There are four chat station questions that have been duplicated to make eight Chat Stations. This allows for more manageable group sizes. Number students 1–8 and send all the ones to Chat Station 1, all the twos to Chat Station 2, etc. They will rotate through the stations in number order to ensure they review all four questions (students will rotate only four times).

Advise students standing at their first chat station that they will have four minutes at each station to discuss the question and record their responses. Use a timer for each chat station session. When allotted time is up, ask students to rotate to the next station. When they have discussed each of the four questions, students will return to their seats.

Once they return to their seats with their original groups (the groups they were working with for the prologue analysis), invite students to briefly reflect on and discuss their responses to the four chat station questions and add any additional information to their Note Catchers.
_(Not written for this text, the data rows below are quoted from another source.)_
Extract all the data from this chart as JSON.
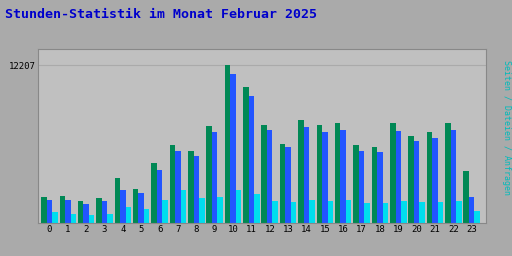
{
  "title": "Stunden-Statistik im Monat Februar 2025",
  "title_color": "#0000cc",
  "background_color": "#aaaaaa",
  "plot_bg_color": "#c0c0c0",
  "grid_color": "#aaaaaa",
  "ytick_label": "12207",
  "ytick_val": 12207,
  "hours": [
    0,
    1,
    2,
    3,
    4,
    5,
    6,
    7,
    8,
    9,
    10,
    11,
    12,
    13,
    14,
    15,
    16,
    17,
    18,
    19,
    20,
    21,
    22,
    23
  ],
  "seiten": [
    2000,
    2100,
    1700,
    1900,
    3500,
    2600,
    4600,
    6000,
    5600,
    7500,
    12207,
    10500,
    7600,
    6100,
    8000,
    7600,
    7700,
    6000,
    5900,
    7700,
    6700,
    7000,
    7700,
    4000
  ],
  "dateien": [
    1750,
    1800,
    1450,
    1650,
    2500,
    2300,
    4100,
    5600,
    5200,
    7000,
    11500,
    9800,
    7200,
    5900,
    7400,
    7000,
    7200,
    5600,
    5500,
    7100,
    6300,
    6600,
    7200,
    2000
  ],
  "anfragen": [
    800,
    700,
    600,
    700,
    1200,
    1100,
    1800,
    2500,
    1900,
    2000,
    2500,
    2200,
    1700,
    1600,
    1800,
    1700,
    1800,
    1500,
    1500,
    1700,
    1600,
    1600,
    1700,
    900
  ],
  "bar_colors": [
    "#008855",
    "#2255ff",
    "#00ddee"
  ],
  "ylim": [
    0,
    13500
  ],
  "bar_width": 0.3,
  "right_label_parts": [
    "Seiten",
    " / ",
    "Dateien",
    " / ",
    "Anfragen"
  ],
  "right_label_colors": [
    "#008855",
    "#333333",
    "#2255ff",
    "#333333",
    "#00ddee"
  ]
}
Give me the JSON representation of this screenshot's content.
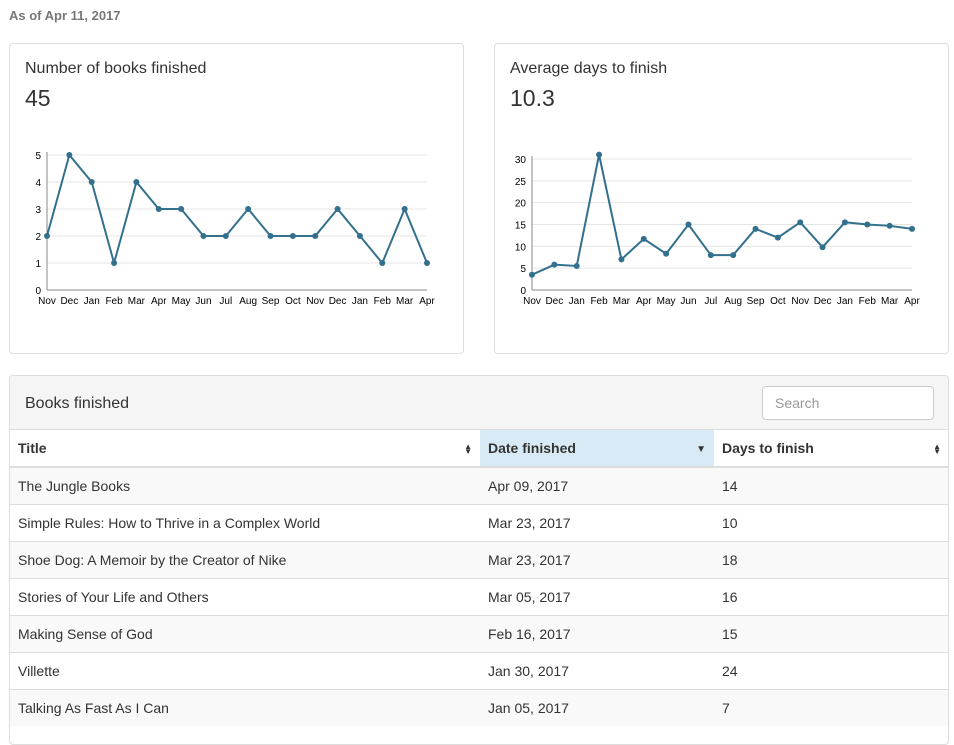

When groups have completed their reflections, select a student from each to share their thoughts with the class about each of the four questions. Assign each group one of the four questions to share with the class or instruct each group to choose which response they would like to contribute to the class discussion. Invite discussion of the relevance today of themes addressed in literature of the 1950s. Explore the relevance of Ellison’s themes to our experiences and the experiences of others. Invite discussion of how these insights might guide us as we aspire to build a more just and equal society for all where the full humanity of all people is recognized, accepted, and valued.


10 Minute(s)

Display slide 9.  To bring closure to the lesson, ask students to view the poster on slide 9.  Share with students that this poster was created by artist, Tiffani Sanders, for the Ralph Ellison Foundation in Oklahoma City as part of their School Poster Project. This project was designed to distribute these posters to classrooms across Oklahoma City to raise students’ awareness about the artistic contributions of Ralph Ellison.

Advise students to respond to the prompt on the slide as their Exit Ticket: Based on what you have learned, explain why the artist who created this poster highlights Ralph Ellison as both an “Oklahoma and American Legend.” Students can write their response on the back of their Chat Stations Note Catcher, in a notebook, on a separate sheet of paper, notecard, or sticky.  This response could also be recorded on a Google doc or class discussion board.